Nutrition
Ingestion of a high-fructose meal increases blood uric acid (UA) concentration in healthy humans. Individuals presenting with homozygous mutation of ALDOB gene coding for Aldolase B, one of the key enzyme in fructose metabolism, develop acute, life-threatening disorders when exposed to fructose due to ATP depletion in hepatocytes and proximal kidney tubule cells. Clinically individuals develop acute hypoglycaemia, renal tubular acidosis and hyperuricemia. Deficiency of aldolase B due to homozygous mutation of ALDOB gene (Hereditary Fructose Intolerance or HFI) is observed in 1: 20 000 birth in Europe, but the incidence of carriers of one mutated allele of the gene is relatively frequent in the general population (ca 1 in 70). Although carriers have no reported metabolic defects it was reported that they had enhanced uric acid response for iv fructose. We therefore hypothesized that carriers of ALDOB mutations may have higher sensitivity to adverse effects of fructose than the general population. In a first study we investigated 8 heterozygous subjects for HFI. UA response to oral fructose was significantly increased in heterozygous subjects for HFI and this study was recently published in the American Journal of Clinical Nutrition [1]. It is well known that stimulation of de novo lipogenesis occurs during prolonged exposure to dietary fructose, and an experimental design including an exposure to dietary fructose over several days may be needed to document differences between HFI and Controls. In order to look for the potentiation of the adverse effects of fructose on cardiometabolic risk factors, we currently realize a 2nd study. The purpose of this study is to evaluate whether consumption of a fructose-enriched 7 days controlled diet could reveal 1) the occurrence of hyperuricemia, dyslipidemia and glucose intolerance, and 2) renal functional impairment and increased intermediate metabolism (energetic) in HFI subjects.
[1] Are heterozygous carriers for hereditary fructose intolerance predisposed to metabolic disturbances when exposed to fructose? Debray FG, Damjanovic K, Rosset R, Mittaz-Crettol L, Roux C, Braissant O, Barbey F, Bonafé L, De Bandt JP, Tappy L, Paquot N, and Tran C. Am J Clin Nutr. 2018, 108:1–8.
We are also involved in several collaborative studies in the field of human nutrition. The project untitled Food4Gut is granted by the Walloon Region as part of a research program of general interest in novel nutritional approach to obesity, based on colonic nutrient supply, investigating biological, behavioral and societal aspects. In our department, we tested the hypothesis that the modification of the microbiota via colonic nutrient supplementation accompanied by dietary advice provided to encourage the consumption of vegetables rich in these colonic nutrients, could modulate the feeding behavior, the body composition, inflammation and comorbidities associated with obesity. The experiments are already done (> 40 obese subjects with colonic nutrient supplementation during 3 months) and analyzes are ongoing.

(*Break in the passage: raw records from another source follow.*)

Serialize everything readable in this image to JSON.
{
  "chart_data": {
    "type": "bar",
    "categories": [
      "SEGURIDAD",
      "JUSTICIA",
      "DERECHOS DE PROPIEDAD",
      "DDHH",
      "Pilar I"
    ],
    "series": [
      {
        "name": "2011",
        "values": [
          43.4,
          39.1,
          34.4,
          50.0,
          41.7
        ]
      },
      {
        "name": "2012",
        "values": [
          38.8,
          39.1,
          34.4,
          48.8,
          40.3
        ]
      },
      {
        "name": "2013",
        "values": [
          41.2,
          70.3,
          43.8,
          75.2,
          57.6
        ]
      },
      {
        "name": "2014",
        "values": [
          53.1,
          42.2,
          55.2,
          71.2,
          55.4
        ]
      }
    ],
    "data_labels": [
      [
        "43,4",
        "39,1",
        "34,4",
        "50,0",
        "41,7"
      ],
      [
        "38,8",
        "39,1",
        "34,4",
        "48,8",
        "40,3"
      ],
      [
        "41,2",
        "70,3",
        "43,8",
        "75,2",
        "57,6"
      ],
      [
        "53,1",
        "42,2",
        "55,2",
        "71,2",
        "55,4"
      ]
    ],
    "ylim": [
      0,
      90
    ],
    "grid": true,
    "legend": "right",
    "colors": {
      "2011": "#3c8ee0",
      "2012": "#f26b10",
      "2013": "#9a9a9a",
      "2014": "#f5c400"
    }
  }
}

Another collaboration is developed with the Public Health department of Liege University. Nutrition is an important life-style factor contributing to health and functional disability in elderly people. Malnutrition can result from insufficient energetic intake and / or increased energetic expenditure. We performed some studies in order to investigate these aspects. The Measurement of food intake of elderly individuals in geriatric institutions gave important informations, for clinical or research purposes, to assess the effect of diet on health. The assessment of energy expenditure is also important and we investigated also this problem in nursing home residents using indirect calorimetry and compared the energy expenditure with energy intake. Others studies are currently underway.